W komentarzu w Die TagespostW oświadczeniu jego redaktor naczelny Guido Horst stwierdził, że wszystkie krytyczne pytania procesu niemieckiego zostały rzeczywiście postawione; "ale wizyta niemieckiego episkopatu w Rzymie nie dostarczyła klucza do metody, za pomocą której należy je rozwiązać". Dzieje się tak dlatego, że "kiedy Franciszek mówi o synodalności, myśli o słuchaniu i rozeznawaniu w świetle wiary; ostatecznie dla Papieża ma to związek z Duchem Świętym". Kiedy jednak "protagoniści drogi synodalnej" mówią o synodalności, "myślą o reformach strukturalnych, ekspertyzach i szybkich decyzjach, czyli głosowaniach, w których decyduje większość. Nic nie wskazuje na to, że wizyta biskupów niemieckich w Rzymie zmieniła tę zasadniczą różnicę w metodach".

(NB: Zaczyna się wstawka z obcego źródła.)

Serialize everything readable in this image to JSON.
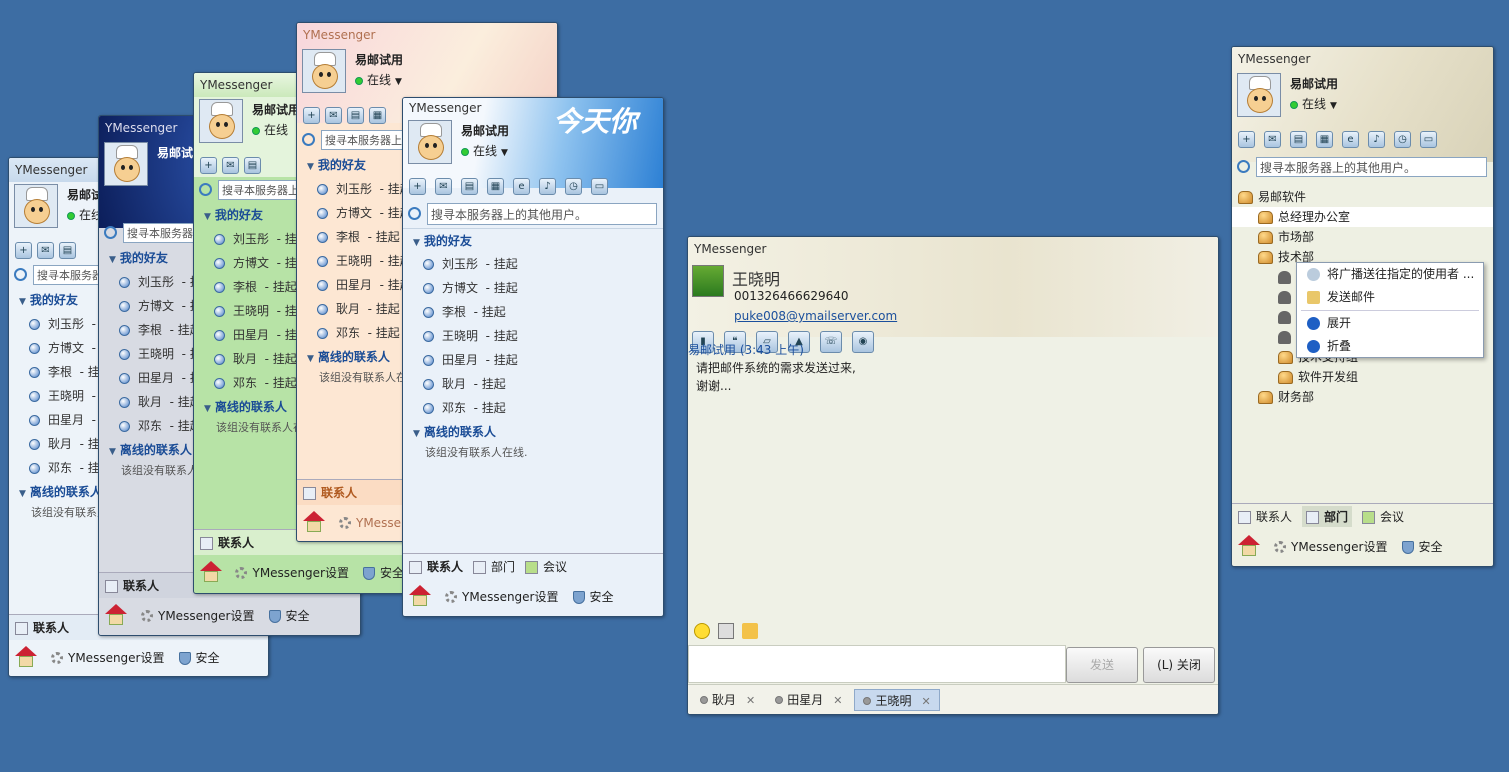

Horst podkreślił jednak, że "biskup Bätzing zasugerował w sobotę, że krytycy procesu synodalnego wśród niemieckich biskupów mogą czuć się wzmocnieni przez przedstawicieli Kurii Rzymskiej, zwłaszcza kardynała Marca Ouelleta, który opowiedział się nawet za moratorium, czyli czasowym zawieszeniem procesu synodalnego". Mniejszościowa część Konferencji Episkopatu będzie mogła teraz, wzmocniona przez Rzym, wypowiadać się bardziej wyraźnie i jednoznacznie".